There’s something profound about the whole thing, and it’s not, naturally, unique to German. Some concepts simply apply to a certain society, whether they’re playful asides, like the Finnish concept of Pantsdrunk (literally sitting at home getting drunk alone in your underwear), or an element of culture that can’t be passed on in another tongue. In Ireland, for example, the traditional language of the country, Irish Gaelic, has been overrun through colonisation over the years. English is now the dominant language, with the old native tongue pushed into the background. But Irish expresses something of the culture that doesn’t translate into English. Europavox star Daithi, who uses Irish samples as roots in a large proportion of his work, explains:

“The Irish language in particular has some amazing expressions and approaches to emotions that are essentially un-translatable, which I think is really special. Often a phrase directly translated to English will sound cheesy or disingenuous, but when said in Irish it has layers of meaning stacked on top of each other.”

Irish language TV host, radio presenter and traditional musician Muireann Nic Amhlaoibh plays a host of music from all over the world, in many languages, on her radio show ‘Malairt Poirt le Muireann’.

“I think you can hear Irish people’s imaginative and sometimes roundabout way of speaking English,” she says, “as though they are trying to express something that there isn’t quite a word for in English. Music reframes the way a language is viewed into a living, breathing means of communicating and creating.”

“When I play minority language songs on the radio, I get a sense of the people from whom these languages came, their emotions and experiences. When a language is dying out, sometimes only the songs remain.”

Of course, this is a state that exists across Europe, from Creole to Cornish. There are only 24 “official languages” of the EU, but more than 200 spoken ones in Europe. Similar stories repeat all over the continent. Catalan vocalist Vicenc Salvador said of his catalan vocals:

“no one ever asks others why they write in Spanish, or English. I write in catalan because it makes me feel who I am, I can only say “t’estimo” – I love you – in catalan with all my strength and passion.”

Welsh native speakers Sŵnami, who perform exclusively in Welsh, and appeared at Eurosonic last year, argue “if Sigur Ros can sing in their own made-up language, why can’t we sing in Welsh?” Ultimately, songwriting is often about emotion, and sometimes that’s simply expressed better in a lesser-known language.

As Daithi concludes, “I feel much more connected to my country when creating in Irish, it’s such an important keystone in my music, It’s what sets me apart from other artists.”

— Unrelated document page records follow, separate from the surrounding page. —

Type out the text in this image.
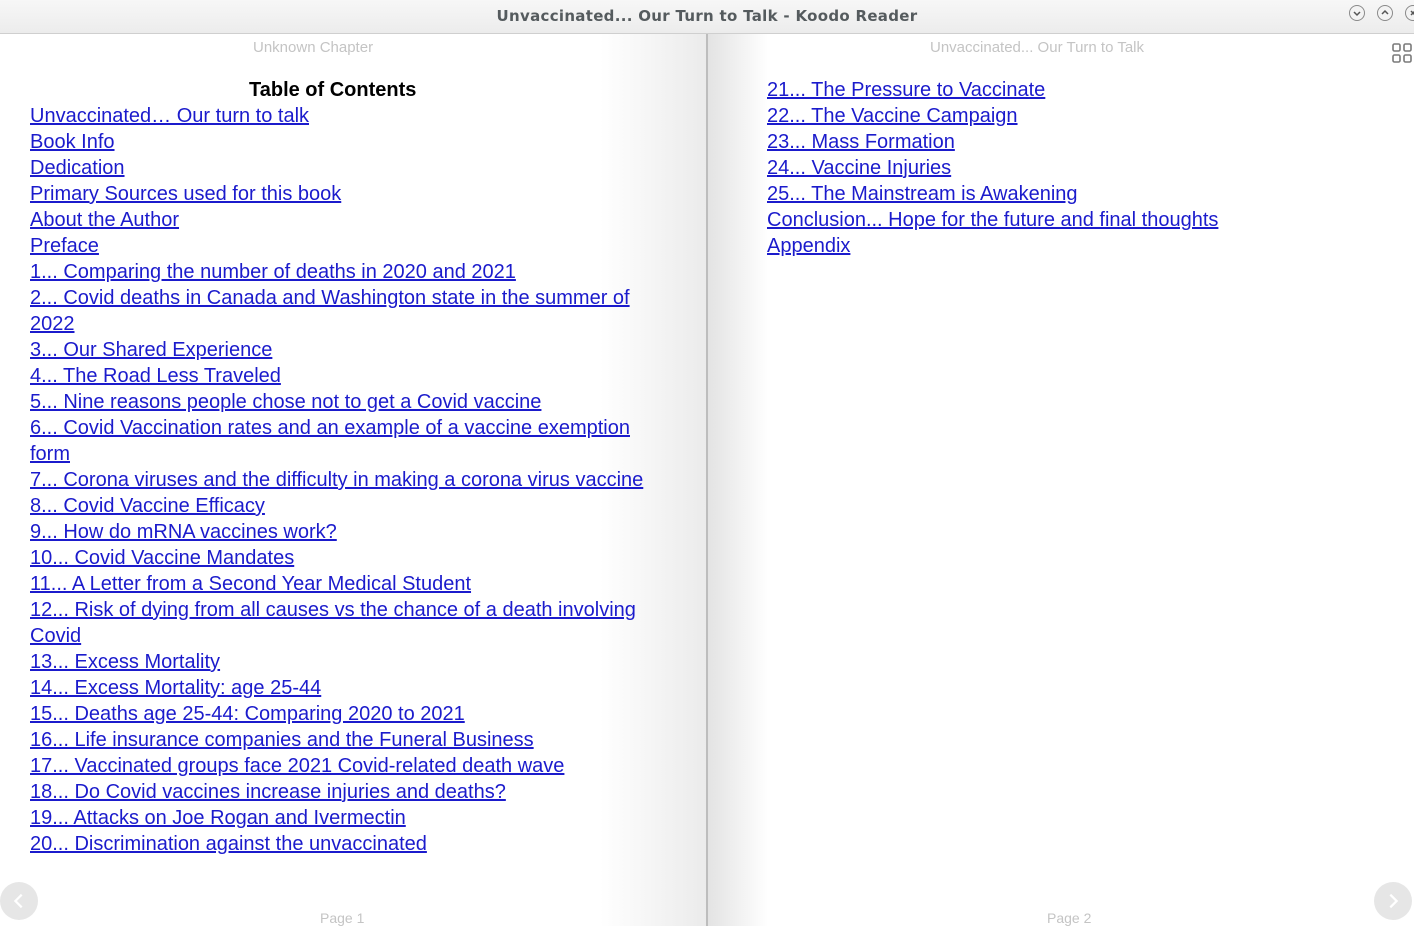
Unvaccinated... Our Turn to Talk - Koodo Reader
Unknown Chapter
Table of Contents
Unvaccinated… Our turn to talk
Book Info
Dedication
Primary Sources used for this book
About the Author
Preface
1... Comparing the number of deaths in 2020 and 2021
2... Covid deaths in Canada and Washington state in the summer of 2022
3... Our Shared Experience
4... The Road Less Traveled
5... Nine reasons people chose not to get a Covid vaccine
6... Covid Vaccination rates and an example of a vaccine exemption form
7... Corona viruses and the difficulty in making a corona virus vaccine
8... Covid Vaccine Efficacy
9... How do mRNA vaccines work?
10... Covid Vaccine Mandates
11... A Letter from a Second Year Medical Student
12... Risk of dying from all causes vs the chance of a death involving Covid
13... Excess Mortality
14... Excess Mortality: age 25-44
15... Deaths age 25-44: Comparing 2020 to 2021
16... Life insurance companies and the Funeral Business
17... Vaccinated groups face 2021 Covid-related death wave
18... Do Covid vaccines increase injuries and deaths?
19... Attacks on Joe Rogan and Ivermectin
20... Discrimination against the unvaccinated
Page 1
Unvaccinated... Our Turn to Talk
21... The Pressure to Vaccinate
22... The Vaccine Campaign
23... Mass Formation
24... Vaccine Injuries
25... The Mainstream is Awakening
Conclusion... Hope for the future and final thoughts
Appendix
Page 2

After all, of all the things that unite us across Europe, the ability to be creative in our own unique way is what makes our various cultures exciting, and interesting. Languages each say something, through their phrases and traditions, that doesn’t fully translate across cultures. That’s something we should all be able to appreciate; a celebration of the beauty of what makes us different, and interesting.